Wednesday, January 28, 2015

The Sierra Beyond Yosemite: A Stunning Impenetrable Wall of Solid Rock

Mount Whitney from the Alabama Hills in the Owens Valley
Impenetrable. The imaginary mountain barrier surrounding Mordor in the Lord of the Rings has nothing on this real-life wall of solid granite. For more than one hundred miles, from Mono Lake south to Owens Lake and beyond, there is a 10,000+ foot high crest that divides California from the rest of the country, which stops almost all precipitation from Pacific storms, and which denied immigrants an easy path to the gold-fields of the Mother Lode.
The Wheeler Crest from Bishop in the Owens Valley
The Sierra Nevada is a barrier to travel of all kinds: paths, wagon trails, roads, and railways cross the mountains in only a few places, and those few places present serious engineering challenges. No paved roads cross the mountains for well over 150 miles between Tioga Pass in Yosemite National Park, and Walker Pass south of Sequoia National Park (The only minor exceptions: Sherman Pass, a paved former logging road is inappropriate for heavy traffic, and a dead-end road that travels to Devils Postpile). The only freeways exist at Donner Summit and Tehachapi Pass.
The Sierra beyond Yosemite provides some of the most stunning scenery on the planet. On the previous day of our fall trip we had crossed the Sierra Nevada at Sonora Pass, and explored the ghost town of Bodie, but the sun was disappearing in the west by the time we arrived at our campsite in the little town of Bishop in the Owens Valley. For those on our trip who were seeing these lands for the first time, it was a revelation to wake up to the high remote ridges of granite and metamorphic rock that towered over the flat valley floor.
Mt. Humphreys (13,996 feet) above Bishop, California in the Owens Valley
Many would say that Death Valley is the ultimate expression of basin and range style geography, and in many ways it is extraordinary, but few valleys in the world can match Owens for pure grandeur. One one flank, the Sierra Nevada rise to elevations exceeding 14,000 feet. On the other, the White Mountains average 11,000 feet, culminating in White Mountain Peak at 14,252 feet. Given the roughly 4,000 foot elevation of the floor of Owens Valley, the declivity is twice as deep as the Grand Canyon. Comparisons are unfair, of course, since the Grand Canyon is water-carved, and the Owens is of fault origin, but the scale of the landscape is grand in any case.

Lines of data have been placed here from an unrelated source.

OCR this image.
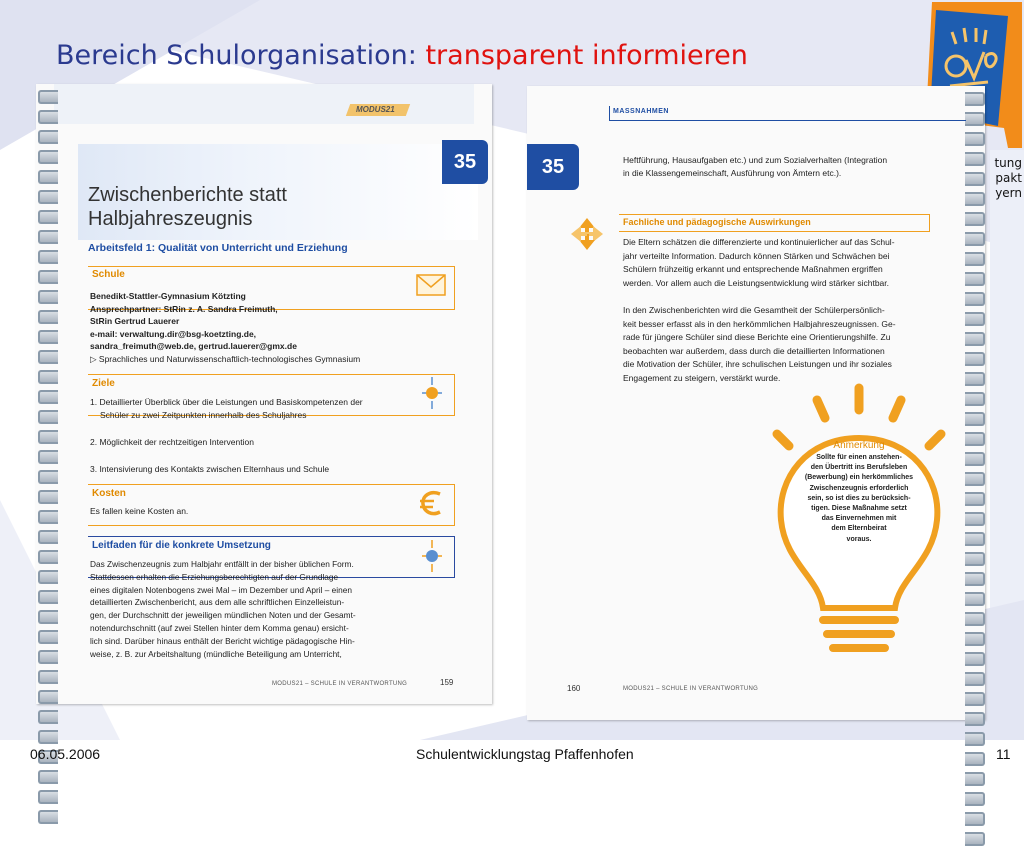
Bereich Schulorganisation: transparent informieren
tung
pakt
yern
MODUS21
35
Zwischenberichte statt
Halbjahreszeugnis
Arbeitsfeld 1: Qualität von Unterricht und Erziehung
Schule
Benedikt-Stattler-Gymnasium Kötzting
Ansprechpartner: StRin z. A. Sandra Freimuth,
StRin Gertrud Lauerer
e-mail: verwaltung.dir@bsg-koetzting.de,
sandra_freimuth@web.de, gertrud.lauerer@gmx.de
▷ Sprachliches und Naturwissenschaftlich-technologisches Gymnasium
Ziele
1. Detaillierter Überblick über die Leistungen und Basiskompetenzen der
Schüler zu zwei Zeitpunkten innerhalb des Schuljahres
2. Möglichkeit der rechtzeitigen Intervention
3. Intensivierung des Kontakts zwischen Elternhaus und Schule
Kosten
Es fallen keine Kosten an.
Leitfaden für die konkrete Umsetzung
Das Zwischenzeugnis zum Halbjahr entfällt in der bisher üblichen Form.
Stattdessen erhalten die Erziehungsberechtigten auf der Grundlage
eines digitalen Notenbogens zwei Mal – im Dezember und April – einen
detaillierten Zwischenbericht, aus dem alle schriftlichen Einzelleistun-
gen, der Durchschnitt der jeweiligen mündlichen Noten und der Gesamt-
notendurchschnitt (auf zwei Stellen hinter dem Komma genau) ersicht-
lich sind. Darüber hinaus enthält der Bericht wichtige pädagogische Hin-
weise, z. B. zur Arbeitshaltung (mündliche Beteiligung am Unterricht,
MODUS21 – SCHULE IN VERANTWORTUNG	159
MASSNAHMEN
35	Heftführung, Hausaufgaben etc.) und zum Sozialverhalten (Integration
in die Klassengemeinschaft, Ausführung von Ämtern etc.).
Fachliche und pädagogische Auswirkungen
Die Eltern schätzen die differenzierte und kontinuierlicher auf das Schul-
jahr verteilte Information. Dadurch können Stärken und Schwächen bei
Schülern frühzeitig erkannt und entsprechende Maßnahmen ergriffen
werden. Vor allem auch die Leistungsentwicklung wird stärker sichtbar.
In den Zwischenberichten wird die Gesamtheit der Schülerpersönlich-
keit besser erfasst als in den herkömmlichen Halbjahreszeugnissen. Ge-
rade für jüngere Schüler sind diese Berichte eine Orientierungshilfe. Zu
beobachten war außerdem, dass durch die detaillierten Informationen
die Motivation der Schüler, ihre schulischen Leistungen und ihr soziales
Engagement zu steigern, verstärkt wurde.
Anmerkung
Sollte für einen anstehen-
den Übertritt ins Berufsleben
(Bewerbung) ein herkömmliches
Zwischenzeugnis erforderlich
sein, so ist dies zu berücksich-
tigen. Diese Maßnahme setzt
das Einvernehmen mit
dem Elternbeirat
voraus.
160	MODUS21 – SCHULE IN VERANTWORTUNG
06.05.2006	Schulentwicklungstag Pfaffenhofen	11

The origin of the wonderful scenery is a two-edged sword, of course. The faults that formed the Owens Valley are still very active. In 1872, the Owens Valley fault was responsible for one of the biggest earthquakes in the state's recorded history. The magnitude 7.8 event killed 27 people (out of a total population of around 300), and shifted the ground dozens of feet along a scarp more than eighty miles long.
The Palisades Group of peaks on the Sierra Crest from Sierra View in the White Mountains

One of the most spectacular ways to see the mountain wall is to climb into the White Mountains and see most of the Sierra escarpment from one view point. It's called (by incredible coincidence) Sierra View, which is a pullout on the equally spectacular road to the Ancient Bristlecone Pine Forest. From the one view, one can see the Sierra Crest from the Tioga Pass area to south of Mt. Whitney, a distance of over 100 miles. We were blessed with a clear morning despite the fires raging throughout the region.


Later in the day we drove south to Lone Pine, which lies on the floor of the Owens Valley beneath Mt. Whitney, which at 14,505 feet is the highest point in the lower 48 states. After a number of stops, we ended up at an old mine, the Reward, and watched the sun sink over the high ridges.
Sunsets for the people of the Owens Valley are different. There is no horizon over which the sun emerges or sets. There are only high ridges. When the conditions are right, the light show is wonderful.


1 comment:

Celia Lewis said...

Gorgeous area, simply magnificent! Thanks Garry.